Tuesday, July 13, 2004

Yesterday's mail brought me a copy of a new Stark House double volume. This one reprints two of Vin Packer's Gold Medal novels, SOMETHING IN THE SHADOWS and INTIMATE VICTIMS. It's a nice package, and one I highly recommend. Packer (whose real name is Marijane Meaker) was one of the few women writing paperback originals in the 1950s, and she was right up there with the best. Anthony Boucher consistently praised her books in his NYTBR column, and with good reason.

Besides the two novels, this new volume has a short introduction by Packer that touches on her relationship with Patricia Highsmith and tells a little about the envy Highsmith had of Packer's income and reviews. Packer, the lowly paperback writer, was making a lot more money for her novels than Highsmith was with her prestigious hardcovers. And Packer was getting reviews in the New York papers just as Highsmith was. Highsmith didn't think it was fair for a paperback writer to get the same kind of attention that a hardcover author received.

There's also a reprint of Jon Breen's essay titled "The Novels of Vin Packer," also highly recommended reading.

Monday, July 12, 2004

Lately I've been browsing the capsule movie summaries in Arthur Lyons' book called DEATH ON THE CHEAP: THE LOST B-MOVIES OF FILM NOIR, and I find them highly entertaining.

But here's something that's really bothering me. It has nothing to do with the movies or the book itself. It's a sentence in the blurb from Robert Crais in the front of the book. Here it is: "Written with the sure hand of a gifted novelist, Arthur Lyons has opened an entertaining treasure chest that will have you racing to your local video rental joint." As a former English teacher, all I can say is, "Arrrgggghhhh!" And to think that Crais out-sells me about a million to one.

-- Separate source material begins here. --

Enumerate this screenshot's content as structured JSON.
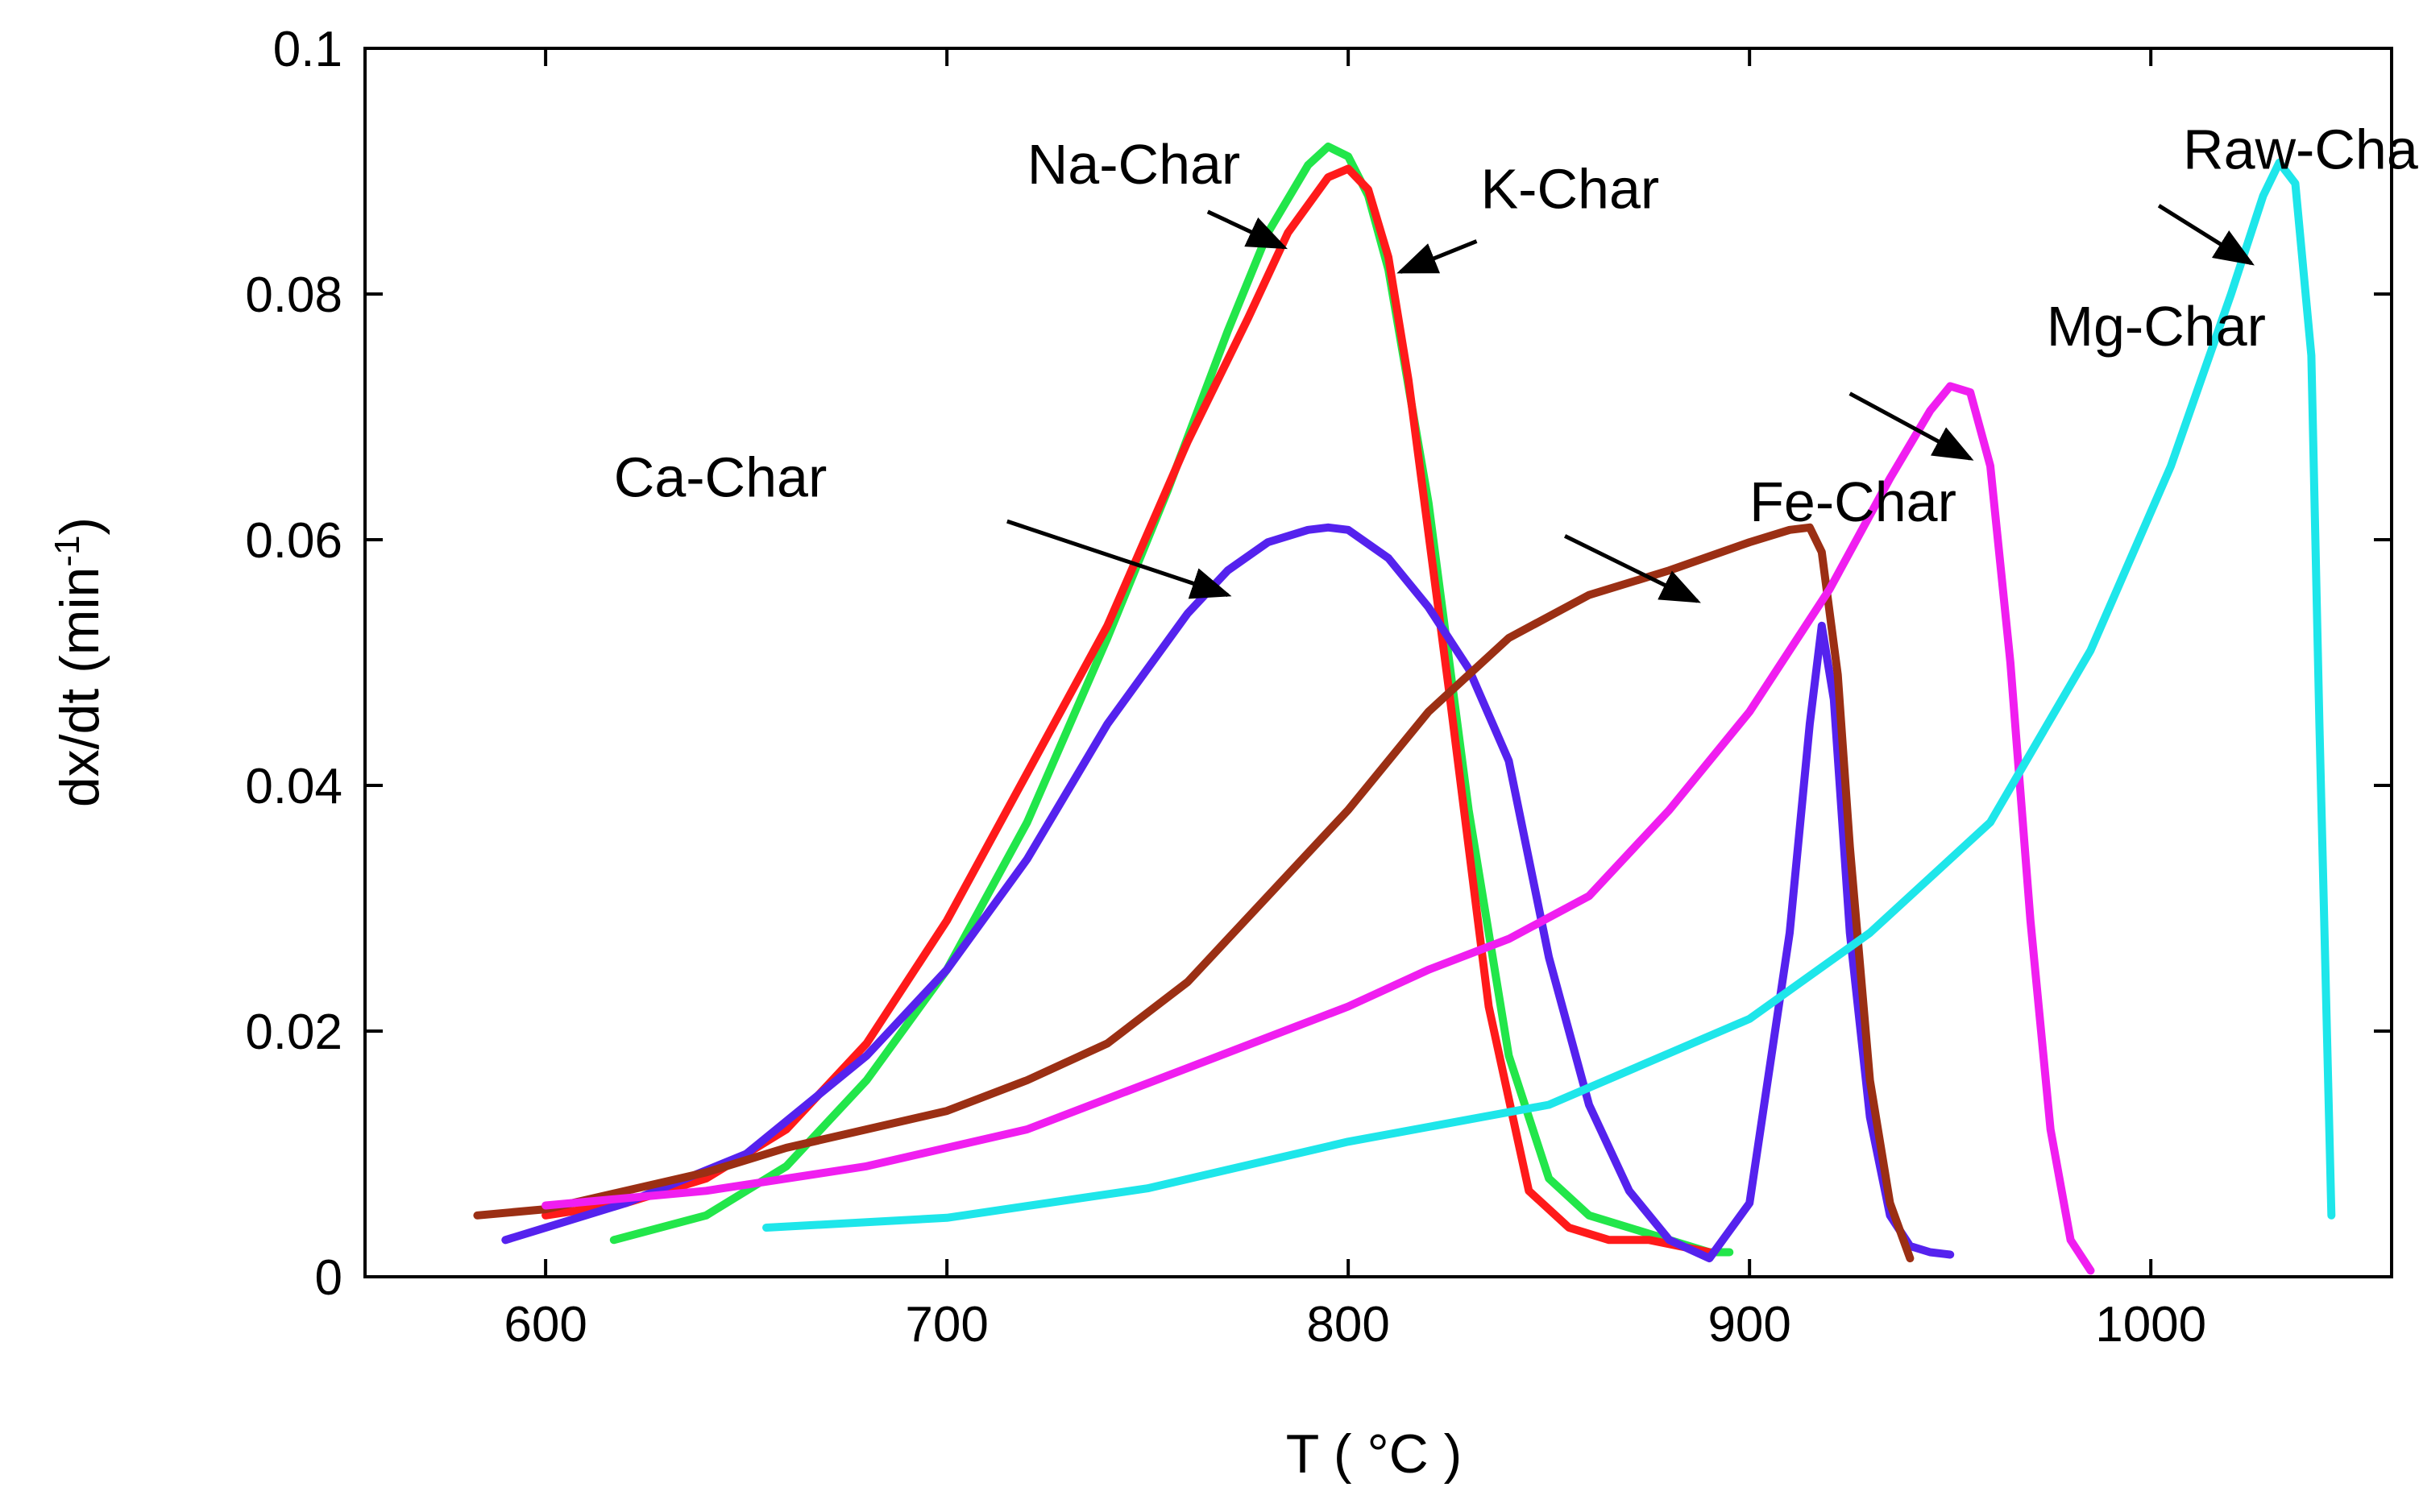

Since I'm far from a film noir geek, or even a film geek of any kind, I don't have too many nits to pick with Lyons himself. However (you knew there was going to be a "however," right?) there's this on page 122 in Lyons' comment on THE MYSTERIOUS MR. VALENTINE (1946): "This film was a new kind of role for Linda Stirling, who up to this time had spend most of her time at Republic dressed in a leopard cat suit and beating up bad guys in THE TIGER WOMAN serials (sic). Tristram Coffin, in contrast, was right at home, having been a staple minor villain in many a Republic feature. In 1951, he finally got a taste of what it was to play a good guy when he starred as Commando Cody in LOST PLANET AIRMEN, Republic's feature release of its serial KING OF THE ROCKETMEN."

As I said, I'm no expert, but this wrong on so many levels.

As far as I know, for example, there was only one TIGER WOMAN serial (Lyons is right about the leopard costume, though. Why they didn't call her the Leopard Woman is a still-unanswered question.) She certainly hadn't spent all her time at Republic in that one serial, either. How can one forget her sparkling performance in another serial, ZORRO'S BLACK WHIP? (Alas, I'm pretty sure it wasn't Linda wielding the whip in several scenes, which sort of takes away the fun of it if you know what I mean, and I think you do.) Or THE PURPLE MONSTER STRIKES, for that matter?

And if Tristam Coffin played Commando Cody in the feature release of KING OF THE ROCKETMEN, wouldn't he have played good-guy Cody in the serial itself? (You'd think so.) But wait. Since the title of the serial is KING OF THE ROCKETMEN, wouldn't Coffin have played a guy named "King"? (Darned right. Jeff King.) And wasn't Commando Cody in a completely different serial? (Darned right: RADAR MEN FROM THE MOON. He was played by George Wallace [not the Governor of Alabama]. And by some other guy in COMMANDO CODY: SKY MARSHAL OF THE UNIVERSE.)

Sort of makes a fella wonder about the rest of Lyons' commentary.